Hello, thanks for sharing the bug report. Does the NaN happen only for some runs or for all runs? Could you log and share a failed run using W&B? (that would allow us to take a look at all the logged data)

I also assume you are using pybullet gymnasium repo?

I'll try to reproduce the issue in the meantime.

Also related: https://github.com/DLR-RM/stable-baselines3/issues/1372 changing to AdamW might solve the problem too.

ZJEast commented 7 months ago

I have tried TD3, SAC, TQC on some pybullet envs. And it only happens for the task I mention, the others is fine. I install pybullet env by 'pip install -r ./requirements.txt' .

I can upload some log file.

sac-AntBulletEnv-v0.zip sac-HalfCheetahBulletEnv-v0.zip tqc-AntBulletEnv-v0.zip tqc-HalfCheetahBulletEnv-v0.zip

araffin commented 7 months ago

Thanks =)

Looking at the log it seems to be due to an explosion of std (and you are using a much larger budget that the one we were using by default).
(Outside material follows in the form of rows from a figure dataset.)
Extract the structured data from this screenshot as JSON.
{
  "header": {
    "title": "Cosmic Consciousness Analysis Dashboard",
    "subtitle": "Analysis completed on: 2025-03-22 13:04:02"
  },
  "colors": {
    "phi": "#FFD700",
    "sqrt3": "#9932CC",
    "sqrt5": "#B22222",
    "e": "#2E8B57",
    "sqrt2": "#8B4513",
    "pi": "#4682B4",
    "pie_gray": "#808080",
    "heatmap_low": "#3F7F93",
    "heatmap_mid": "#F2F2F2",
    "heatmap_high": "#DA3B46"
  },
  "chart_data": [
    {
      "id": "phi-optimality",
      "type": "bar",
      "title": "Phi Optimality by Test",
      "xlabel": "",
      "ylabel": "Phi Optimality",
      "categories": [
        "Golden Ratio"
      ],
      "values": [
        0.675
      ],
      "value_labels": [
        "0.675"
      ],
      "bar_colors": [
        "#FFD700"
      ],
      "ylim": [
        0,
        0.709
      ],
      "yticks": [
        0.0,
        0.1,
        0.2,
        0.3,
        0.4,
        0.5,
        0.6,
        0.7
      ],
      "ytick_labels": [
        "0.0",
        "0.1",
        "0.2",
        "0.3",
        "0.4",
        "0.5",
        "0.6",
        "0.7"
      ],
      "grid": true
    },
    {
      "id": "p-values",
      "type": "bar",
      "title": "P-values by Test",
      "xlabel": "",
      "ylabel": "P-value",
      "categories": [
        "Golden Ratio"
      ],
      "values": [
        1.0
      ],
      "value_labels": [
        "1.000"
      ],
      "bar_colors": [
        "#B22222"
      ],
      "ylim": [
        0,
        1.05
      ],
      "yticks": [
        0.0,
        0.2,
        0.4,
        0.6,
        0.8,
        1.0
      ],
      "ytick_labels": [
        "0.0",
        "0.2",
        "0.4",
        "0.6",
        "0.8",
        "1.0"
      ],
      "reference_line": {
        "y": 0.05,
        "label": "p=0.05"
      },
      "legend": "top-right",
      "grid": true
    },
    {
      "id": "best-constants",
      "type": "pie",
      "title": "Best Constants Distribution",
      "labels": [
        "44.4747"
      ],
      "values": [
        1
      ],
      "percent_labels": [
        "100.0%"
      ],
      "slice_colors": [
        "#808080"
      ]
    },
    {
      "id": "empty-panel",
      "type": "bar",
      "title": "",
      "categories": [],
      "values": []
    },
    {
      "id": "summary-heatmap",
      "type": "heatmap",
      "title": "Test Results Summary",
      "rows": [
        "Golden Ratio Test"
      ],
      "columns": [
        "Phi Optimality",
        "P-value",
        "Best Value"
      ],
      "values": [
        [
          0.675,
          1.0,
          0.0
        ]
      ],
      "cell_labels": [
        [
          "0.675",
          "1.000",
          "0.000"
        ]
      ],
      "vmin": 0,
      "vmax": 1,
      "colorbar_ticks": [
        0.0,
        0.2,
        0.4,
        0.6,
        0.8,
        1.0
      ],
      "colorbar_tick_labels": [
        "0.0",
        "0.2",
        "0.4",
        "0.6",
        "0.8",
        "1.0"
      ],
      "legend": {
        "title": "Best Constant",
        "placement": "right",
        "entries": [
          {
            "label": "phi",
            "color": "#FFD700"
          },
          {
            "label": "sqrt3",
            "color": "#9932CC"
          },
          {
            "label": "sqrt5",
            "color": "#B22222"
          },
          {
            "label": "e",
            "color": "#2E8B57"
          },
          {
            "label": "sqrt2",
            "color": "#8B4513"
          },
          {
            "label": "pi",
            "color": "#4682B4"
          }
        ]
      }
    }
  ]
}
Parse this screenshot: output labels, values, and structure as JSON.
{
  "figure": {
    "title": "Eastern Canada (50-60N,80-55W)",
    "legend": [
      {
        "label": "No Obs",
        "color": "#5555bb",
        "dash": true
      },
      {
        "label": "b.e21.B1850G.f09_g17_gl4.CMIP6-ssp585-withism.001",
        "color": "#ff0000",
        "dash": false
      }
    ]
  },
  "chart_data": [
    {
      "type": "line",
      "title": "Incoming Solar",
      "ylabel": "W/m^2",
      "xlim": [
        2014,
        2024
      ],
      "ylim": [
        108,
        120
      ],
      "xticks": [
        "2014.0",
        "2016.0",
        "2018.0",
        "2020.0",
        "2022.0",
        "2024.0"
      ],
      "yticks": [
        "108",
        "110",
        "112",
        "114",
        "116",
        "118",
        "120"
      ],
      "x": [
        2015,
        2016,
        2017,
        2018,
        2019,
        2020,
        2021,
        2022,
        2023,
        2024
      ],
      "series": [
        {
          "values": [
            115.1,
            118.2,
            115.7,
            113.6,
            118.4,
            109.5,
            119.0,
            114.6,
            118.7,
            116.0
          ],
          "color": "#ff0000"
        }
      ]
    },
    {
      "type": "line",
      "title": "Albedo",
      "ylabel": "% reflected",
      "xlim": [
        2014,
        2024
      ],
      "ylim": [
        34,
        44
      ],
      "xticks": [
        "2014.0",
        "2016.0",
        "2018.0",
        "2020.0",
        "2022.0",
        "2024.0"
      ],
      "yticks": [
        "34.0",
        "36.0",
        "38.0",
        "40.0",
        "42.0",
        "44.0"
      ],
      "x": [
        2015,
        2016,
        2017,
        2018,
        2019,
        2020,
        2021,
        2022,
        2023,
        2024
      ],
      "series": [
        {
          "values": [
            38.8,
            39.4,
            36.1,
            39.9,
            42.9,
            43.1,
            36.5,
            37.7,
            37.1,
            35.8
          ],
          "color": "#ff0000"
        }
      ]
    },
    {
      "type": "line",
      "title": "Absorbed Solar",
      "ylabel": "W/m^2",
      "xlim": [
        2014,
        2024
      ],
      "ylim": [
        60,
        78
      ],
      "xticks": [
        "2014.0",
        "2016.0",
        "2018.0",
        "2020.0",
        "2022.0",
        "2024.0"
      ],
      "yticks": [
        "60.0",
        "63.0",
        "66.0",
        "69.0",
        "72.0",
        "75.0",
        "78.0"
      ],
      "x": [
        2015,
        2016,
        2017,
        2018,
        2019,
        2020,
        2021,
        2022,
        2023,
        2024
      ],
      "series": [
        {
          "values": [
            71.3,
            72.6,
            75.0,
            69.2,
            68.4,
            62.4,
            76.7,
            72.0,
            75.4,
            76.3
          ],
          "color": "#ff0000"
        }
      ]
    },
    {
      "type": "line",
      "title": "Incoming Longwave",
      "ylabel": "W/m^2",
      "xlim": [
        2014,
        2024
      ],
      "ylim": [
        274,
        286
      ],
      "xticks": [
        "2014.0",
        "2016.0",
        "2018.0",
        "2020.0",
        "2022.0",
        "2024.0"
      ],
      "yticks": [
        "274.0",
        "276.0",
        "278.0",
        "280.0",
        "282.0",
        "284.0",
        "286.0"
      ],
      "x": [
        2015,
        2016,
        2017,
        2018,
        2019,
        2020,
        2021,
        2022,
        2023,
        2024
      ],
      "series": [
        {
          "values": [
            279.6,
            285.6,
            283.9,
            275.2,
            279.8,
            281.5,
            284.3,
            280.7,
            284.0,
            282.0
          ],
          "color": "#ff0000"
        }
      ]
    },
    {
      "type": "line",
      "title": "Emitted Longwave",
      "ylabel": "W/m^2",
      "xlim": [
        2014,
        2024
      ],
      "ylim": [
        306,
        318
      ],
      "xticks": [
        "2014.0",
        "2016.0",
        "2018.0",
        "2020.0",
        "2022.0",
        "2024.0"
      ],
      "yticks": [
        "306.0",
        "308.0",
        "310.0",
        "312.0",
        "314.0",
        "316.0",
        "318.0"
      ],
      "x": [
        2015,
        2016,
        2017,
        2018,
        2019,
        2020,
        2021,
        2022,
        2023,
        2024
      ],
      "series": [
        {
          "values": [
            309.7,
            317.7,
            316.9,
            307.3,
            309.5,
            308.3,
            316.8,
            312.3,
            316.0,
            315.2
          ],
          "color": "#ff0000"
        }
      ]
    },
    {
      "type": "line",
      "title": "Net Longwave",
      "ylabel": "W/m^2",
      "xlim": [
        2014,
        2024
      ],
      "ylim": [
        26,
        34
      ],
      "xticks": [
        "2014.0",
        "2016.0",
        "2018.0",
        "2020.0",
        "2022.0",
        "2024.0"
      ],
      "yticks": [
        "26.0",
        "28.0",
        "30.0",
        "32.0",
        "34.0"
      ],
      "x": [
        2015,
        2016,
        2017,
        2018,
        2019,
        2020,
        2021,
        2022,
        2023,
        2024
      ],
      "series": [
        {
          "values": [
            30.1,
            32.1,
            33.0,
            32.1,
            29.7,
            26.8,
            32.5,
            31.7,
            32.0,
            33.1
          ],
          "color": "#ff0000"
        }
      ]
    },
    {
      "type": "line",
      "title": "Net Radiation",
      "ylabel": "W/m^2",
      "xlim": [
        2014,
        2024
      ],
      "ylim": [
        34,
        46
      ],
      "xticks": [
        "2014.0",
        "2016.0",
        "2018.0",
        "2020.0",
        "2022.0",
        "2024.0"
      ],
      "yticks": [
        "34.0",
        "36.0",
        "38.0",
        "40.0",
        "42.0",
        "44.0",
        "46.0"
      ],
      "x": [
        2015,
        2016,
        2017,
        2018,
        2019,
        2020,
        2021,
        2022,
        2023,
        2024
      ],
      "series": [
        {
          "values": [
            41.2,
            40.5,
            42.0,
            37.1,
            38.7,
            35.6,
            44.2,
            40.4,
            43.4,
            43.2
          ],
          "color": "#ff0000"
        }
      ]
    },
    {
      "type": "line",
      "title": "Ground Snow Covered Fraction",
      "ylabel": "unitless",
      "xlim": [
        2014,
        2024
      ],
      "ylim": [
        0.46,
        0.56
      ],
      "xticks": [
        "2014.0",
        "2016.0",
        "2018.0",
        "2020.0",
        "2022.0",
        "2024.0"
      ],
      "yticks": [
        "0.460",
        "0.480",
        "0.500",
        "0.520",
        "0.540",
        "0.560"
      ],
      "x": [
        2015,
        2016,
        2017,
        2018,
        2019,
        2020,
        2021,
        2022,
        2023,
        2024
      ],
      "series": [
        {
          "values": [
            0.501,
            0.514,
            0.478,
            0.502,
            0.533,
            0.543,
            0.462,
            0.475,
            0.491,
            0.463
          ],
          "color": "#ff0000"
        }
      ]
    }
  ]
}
So, setting use_expln=True (and maybe using AdamW) should solve your issue.

I would appreciate a PR that adds this parameter =)

Hmm, for TD3 it is weird if it happens as it doesn't rely on any distribution.

EDIT: I guess the issue is similar to https://github.com/Stable-Baselines-Team/stable-baselines3-contrib/issues/146 by @qgallouedec

qgallouedec commented 7 months ago

Bug already encountered in openrlbenchmark, ~I might have forgotten to report it~: https://wandb.ai/openrlbenchmark/sb3/runs/27cez5ua EDIT: I did report it, you're right @araffin ;)

qgallouedec commented 7 months ago

For TD3, I only found two runs where you have an explosion of the losses, but this didn't lead to the bug: https://wandb.ai/openrlbenchmark/sb3/runs/2qdjqemd (Walker2DBulletEnv-v0) https://wandb.ai/openrlbenchmark/sb3/runs/ffc7kx3m (BipedalWalkerHardcore-v0) What a wonderful tool openrlbenchmark is, ping @vwxyzjn ;)

ZJEast commented 7 months ago

after I change the hyperparams from

policy_kwargs: "dict(log_std_init=-3, net_arch=[400, 300])"

to

policy_kwargs: "dict(log_std_init=-3, net_arch=[400, 300], use_expln=True)"

this problem never happens again, so let's close this issue

araffin commented 7 months ago

Thanks for trying out =) i'm reopening as we need to change the defaults (we would welcome a PR).